22 Mar 2012 | Próximo a se completar um ano do início das mobilizações contra o regime ditatorial de Bashar al-Assad, o exército sírio tem lançado uma brutal ofensiva sobre as cidades opositoras...

Por Claudia Cinatti, PTS


Próximo a se completar um ano do início das mobilizações contra o regime ditatorial de Bashar al-Assad, o exército sírio tem lançado uma brutal ofensiva sobre as cidades opositoras para restabelecer a ordem a sangue e fogo. Enquanto isso as potências imperialistas e as reacionárias monarquias árabes seguem buscando as vias para manipular a situação em favor de seus interesses. A direção pró-imperialista aglutinada no Conselho Nacional Sírio, ainda que dividida e em crise, segue atuando como agente interno desta estratégia reacionária. As massas trabalhadoras e populares sírias não somente sofrem o ataque contra-revolucionária de Al-Assad senão como também a ameaça de intervenção imperialista.

Escalada repressiva

O regime de al-Assad tem lançado uma brutal escalada repressiva para recompor seu domínio e tentar pôr fim ao questionamento de importantes setores da população que com distinta intensidade, vem se manifestando há um ano em várias cidades, sobre tudo de maioria sunita, ainda que sem alcançar os principais centros urbanos do país como as cidades de Damasco e Alepo. Ao não enfrentar um levantamento nacional, a estratégia militar é desarticular um dos focos do conflito.

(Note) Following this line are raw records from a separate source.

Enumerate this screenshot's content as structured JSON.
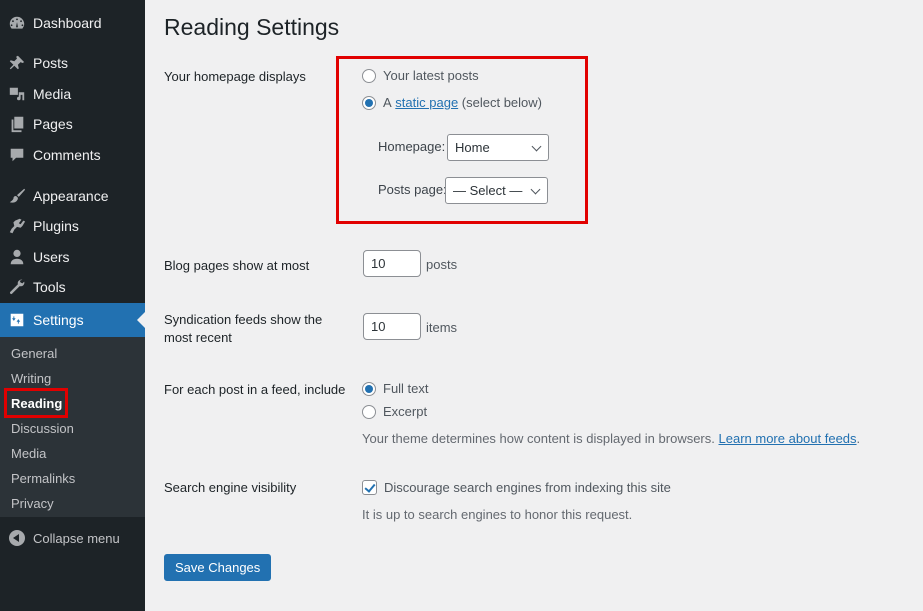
{
  "sidebar": {
    "menu": [
      {
        "label": "Dashboard",
        "icon": "dashboard-icon"
      },
      {
        "label": "Posts",
        "icon": "pin-icon"
      },
      {
        "label": "Media",
        "icon": "media-icon"
      },
      {
        "label": "Pages",
        "icon": "pages-icon"
      },
      {
        "label": "Comments",
        "icon": "comments-icon"
      },
      {
        "label": "Appearance",
        "icon": "paintbrush-icon"
      },
      {
        "label": "Plugins",
        "icon": "plugin-icon"
      },
      {
        "label": "Users",
        "icon": "user-icon"
      },
      {
        "label": "Tools",
        "icon": "wrench-icon"
      },
      {
        "label": "Settings",
        "icon": "settings-icon",
        "active": true
      }
    ],
    "submenu": [
      {
        "label": "General"
      },
      {
        "label": "Writing"
      },
      {
        "label": "Reading",
        "current": true
      },
      {
        "label": "Discussion"
      },
      {
        "label": "Media"
      },
      {
        "label": "Permalinks"
      },
      {
        "label": "Privacy"
      }
    ],
    "collapse_label": "Collapse menu"
  },
  "page": {
    "title": "Reading Settings",
    "homepage_displays": {
      "label": "Your homepage displays",
      "option_latest": "Your latest posts",
      "option_static_prefix": "A",
      "option_static_link": "static page",
      "option_static_suffix": "(select below)",
      "selected": "static",
      "homepage_label": "Homepage:",
      "homepage_value": "Home",
      "posts_page_label": "Posts page:",
      "posts_page_value": "— Select —"
    },
    "blog_pages": {
      "label": "Blog pages show at most",
      "value": "10",
      "unit": "posts"
    },
    "syndication": {
      "label_line1": "Syndication feeds show the",
      "label_line2": "most recent",
      "value": "10",
      "unit": "items"
    },
    "feed_include": {
      "label": "For each post in a feed, include",
      "option_full": "Full text",
      "option_excerpt": "Excerpt",
      "selected": "full",
      "description": "Your theme determines how content is displayed in browsers.",
      "link": "Learn more about feeds",
      "link_suffix": "."
    },
    "search_visibility": {
      "label": "Search engine visibility",
      "checkbox_label": "Discourage search engines from indexing this site",
      "checked": true,
      "description": "It is up to search engines to honor this request."
    },
    "save_label": "Save Changes"
  },
  "colors": {
    "sidebar_bg": "#1d2327",
    "submenu_bg": "#2c3338",
    "accent": "#2271b1",
    "highlight": "#e10000",
    "page_bg": "#f0f0f1"
  }
}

Desde 01 de março, quando tropas leais ao presidente Bashar al-Assad ingressaram na cidade de Homs depois de manterem um cerco militar de pelo menos um mês, o regime decidiu redobrar sua ofensiva para retomar o controle das cidades que em distintos momentos deste processo foram epicentro das mobilizações contra o regime autoritário do partido Baath e desde onde se haviam concentrado as forças irregulares do Exército Livre Sírio, formado em grande medida por desertores de baixo escalào do exército oficial. A recuperação por parte do regime das cidades de Homs e de Idlib (na fronteira com a Turquia) foi seguida por castigos coletivos, assassinatos de civis e atos de barbárie que o próprio regime reconhece que existiram, ainda que os atribua a "terrorristas" ligados a Al Qaeda. Milhares de pessoas tentam fugir desses ataques brutais e buscam refúgio no Libano ou na Turquia. Inclusive existe denúncia de que o exército colocou minas terrestres ao longo da fronteira com esses países.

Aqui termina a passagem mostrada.